Shelagh: What business continuity/business continuity planning (BCP) lessons have you and/or your members gained as a result of this pandemic?
Juanita: The biggest takeaway for me both with my employer and at IAAP is that we need to think bigger, more abstractly so we can position ourselves to be proactive instead of reactive.
Phiandra: The awakening to employers that admins do not have to be placed within view or outside the office door to get the work done has been transformational.
Phiandra Peck, USA: The awakening to employers that admins do not have to be placed within view or outside of the office door to get the work done has been transformational.
Many admin professionals have stepped up and demonstrated that we belong at the table in order to make our business partners and teams be more productive.
Katherine: Safety is the number one priority and by learning from our issues, new processes can be built
Katherine Vaillancourt, Canada: I think people are generally accepting and accommodating due to the nature of this pandemic. It is wonderful to see that leaders lead and continuously keep the communication lines open. Teamwork has been evident, and it is amazing to see how teams can work together to achieve their goals. It is also wonderful to see potential leaders rise to the occasion and showcase their potential during times of crisis.

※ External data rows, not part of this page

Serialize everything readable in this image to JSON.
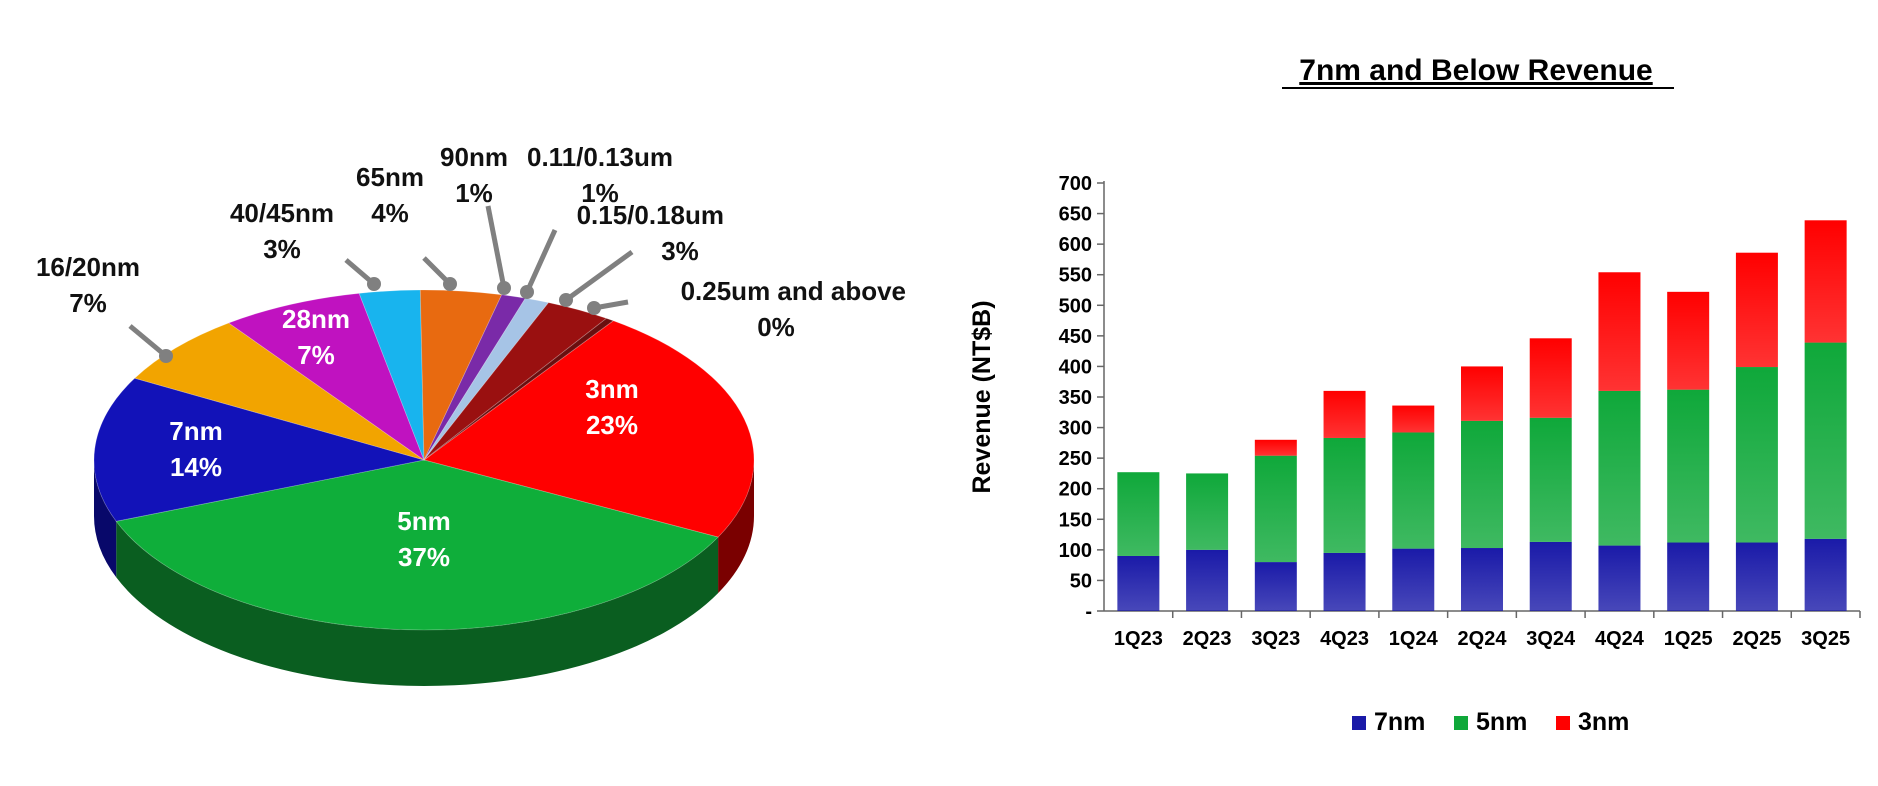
{
  "chart_data": [
    {
      "type": "pie",
      "title": "",
      "slices": [
        {
          "label": "3nm",
          "percent_label": "23%",
          "value": 23,
          "color": "#ff0000",
          "side": "#7a0000",
          "inside": true
        },
        {
          "label": "5nm",
          "percent_label": "37%",
          "value": 37,
          "color": "#0fae3a",
          "side": "#0a5e20",
          "inside": true
        },
        {
          "label": "7nm",
          "percent_label": "14%",
          "value": 14,
          "color": "#1212b8",
          "side": "#08086a",
          "inside": true
        },
        {
          "label": "16/20nm",
          "percent_label": "7%",
          "value": 7,
          "color": "#f2a400",
          "side": "#8a5d00",
          "inside": false
        },
        {
          "label": "28nm",
          "percent_label": "7%",
          "value": 7,
          "color": "#c012c0",
          "side": "#6a0a6a",
          "inside": true
        },
        {
          "label": "40/45nm",
          "percent_label": "3%",
          "value": 3,
          "color": "#18b4ee",
          "side": "#0b6a8c",
          "inside": false
        },
        {
          "label": "65nm",
          "percent_label": "4%",
          "value": 4,
          "color": "#e86a10",
          "side": "#5a2a00",
          "inside": false
        },
        {
          "label": "90nm",
          "percent_label": "1%",
          "value": 1.2,
          "color": "#7a2aa8",
          "side": "#3e1458",
          "inside": false
        },
        {
          "label": "0.11/0.13um",
          "percent_label": "1%",
          "value": 1.2,
          "color": "#a6c4e6",
          "side": "#5a7490",
          "inside": false
        },
        {
          "label": "0.15/0.18um",
          "percent_label": "3%",
          "value": 3.2,
          "color": "#9a1010",
          "side": "#500808",
          "inside": false
        },
        {
          "label": "0.25um and above",
          "percent_label": "0%",
          "value": 0.4,
          "color": "#6a0f0f",
          "side": "#3a0606",
          "inside": false
        }
      ]
    },
    {
      "type": "bar",
      "stacked": true,
      "title": "7nm and Below Revenue",
      "xlabel": "",
      "ylabel": "Revenue (NT$B)",
      "ylim": [
        0,
        700
      ],
      "yticks": [
        "-",
        "50",
        "100",
        "150",
        "200",
        "250",
        "300",
        "350",
        "400",
        "450",
        "500",
        "550",
        "600",
        "650",
        "700"
      ],
      "categories": [
        "1Q23",
        "2Q23",
        "3Q23",
        "4Q23",
        "1Q24",
        "2Q24",
        "3Q24",
        "4Q24",
        "1Q25",
        "2Q25",
        "3Q25"
      ],
      "series": [
        {
          "name": "7nm",
          "color": "#1a1aa8",
          "values": [
            90,
            100,
            80,
            95,
            102,
            103,
            113,
            107,
            112,
            112,
            118
          ]
        },
        {
          "name": "5nm",
          "color": "#0fa83a",
          "values": [
            137,
            125,
            174,
            188,
            190,
            208,
            203,
            253,
            250,
            287,
            321
          ]
        },
        {
          "name": "3nm",
          "color": "#ff0000",
          "values": [
            0,
            0,
            26,
            77,
            44,
            89,
            130,
            194,
            160,
            187,
            200
          ]
        }
      ],
      "legend_position": "bottom"
    }
  ]
}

Shelagh: What business continuity/business continuity planning (BCP) lessons have you and/or your members gained as a result of this pandemic? Katherine: Communication is key. People are generally kind and want the greater good. Safety is the number one priority and by learning from our issues, new processes can be built. It is also wonderful to see people rise to become leaders during these difficult times.
Learning that being crisis prepared is crucial as part of our business continuity program. We have also learned at AAP that we need to develop a crisis policy and guidelines to ensure that we are in the same level throughout our branches in Canada.
One of the greatest lessons I have learned through these processes is that safety should always be one of the top priorities for any business. At the end of the day, we will never know if we did too much, but we will definitely know if we didn’t do enough.